Kava, kava everywhere! Fijians imbibe the murky concoction -- a mild narcotic -- morning, noon, and night.
Typically served in half-coconut shells at room temperature, kava is ladled from a tanoa, a four-legged wooden bowl. In resorts and villages, men and women sit with legs folded, circled around the bowl. Several men said they drink about 50 cups daily, despite claims that kava causes dry, scaly skin.
Kava is made from the dried and powdered root of a pepper plant called waka. It's wrapped in a cloth pouch and infused in cool water. ''Having a grog" has long been a Fijian tradition.

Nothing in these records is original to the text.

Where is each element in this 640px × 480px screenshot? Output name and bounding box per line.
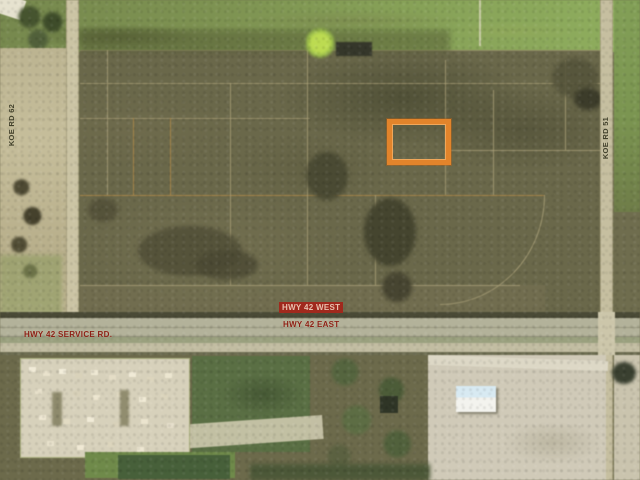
yard-shadow: [52, 392, 62, 426]
grass-east-strip: [614, 0, 640, 212]
equipment-trailers: [29, 367, 36, 372]
trees-bottom-center: [316, 348, 432, 468]
trees-by-road: [612, 362, 636, 384]
yard-shadow: [120, 390, 129, 426]
aerial-map-image: KOE RD 62 KOE RD 51 HWY 42 WEST HWY 42 E…: [0, 0, 640, 480]
road-label-right: KOE RD 51: [601, 103, 613, 173]
service-road-label: HWY 42 SERVICE RD.: [24, 330, 112, 339]
field-path: [479, 0, 481, 46]
trees-topleft: [12, 2, 70, 52]
wetland-patch: [364, 198, 416, 266]
parcel-boundary-line: [107, 50, 108, 195]
parcel-boundary-line: [493, 90, 494, 195]
field-east-strip: [614, 212, 640, 312]
bright-tree: [306, 26, 334, 64]
industrial-yard: [20, 358, 190, 458]
parcel-boundary-line: [80, 118, 310, 119]
white-building: [456, 386, 496, 412]
dark-field-bottom-left: [118, 455, 230, 479]
grass-west: [0, 255, 62, 315]
trees-bottom-edge: [250, 464, 430, 480]
road-label-left: KOE RD 62: [7, 90, 19, 160]
wetland-patch: [306, 152, 348, 200]
highway-west-label: HWY 42 WEST: [279, 302, 343, 313]
wetland-patch: [196, 250, 258, 280]
terrain-layer: [0, 0, 640, 480]
parcel-boundary-line: [133, 118, 134, 195]
parcel-boundary-line: [445, 150, 600, 151]
road-intersection-right: [598, 312, 615, 355]
field-shading: [80, 30, 450, 52]
paved-lot: [428, 355, 606, 480]
farm-structure: [336, 42, 372, 56]
road-left-vertical: [66, 0, 79, 352]
highway-east-label: HWY 42 EAST: [283, 320, 340, 329]
wetland-patch: [88, 198, 118, 222]
farm-structure: [574, 88, 602, 110]
subject-parcel-highlight: [387, 119, 451, 165]
wetland-patch: [382, 272, 412, 302]
parcel-boundary-line: [80, 83, 600, 84]
parcel-boundary-line: [170, 118, 171, 195]
small-building: [380, 396, 398, 413]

Before accepting the cup, it is proper to make one hollow clap and then exclaim ''Bula!" After guzzling the kava, clap three times and try not to grimace.
On a visit to Momi Village, the residents honored us with a sevusevu, an age-old ceremony centered on the preparation and imbibing of kava. We sat barefoot and cross-legged on a banana leaf mat in the village's large community center. The village chief chanted blessings while another man wrung a pouch in cool water. Women and children clustered behind a row of bare-chested men clad in grass skirts. They wore vines tied around their biceps; their cheeks and foreheads were smeared with charcoal and coconut oil.
The taste of kava is chalky; the effect is euphoric. Lips and tongues tingle after a couple of cups. Drink more and minds and spirits start to go numb, too. With properties that reduce anxiety, depression, and blood pressure, it's no wonder Fijians are always smiling.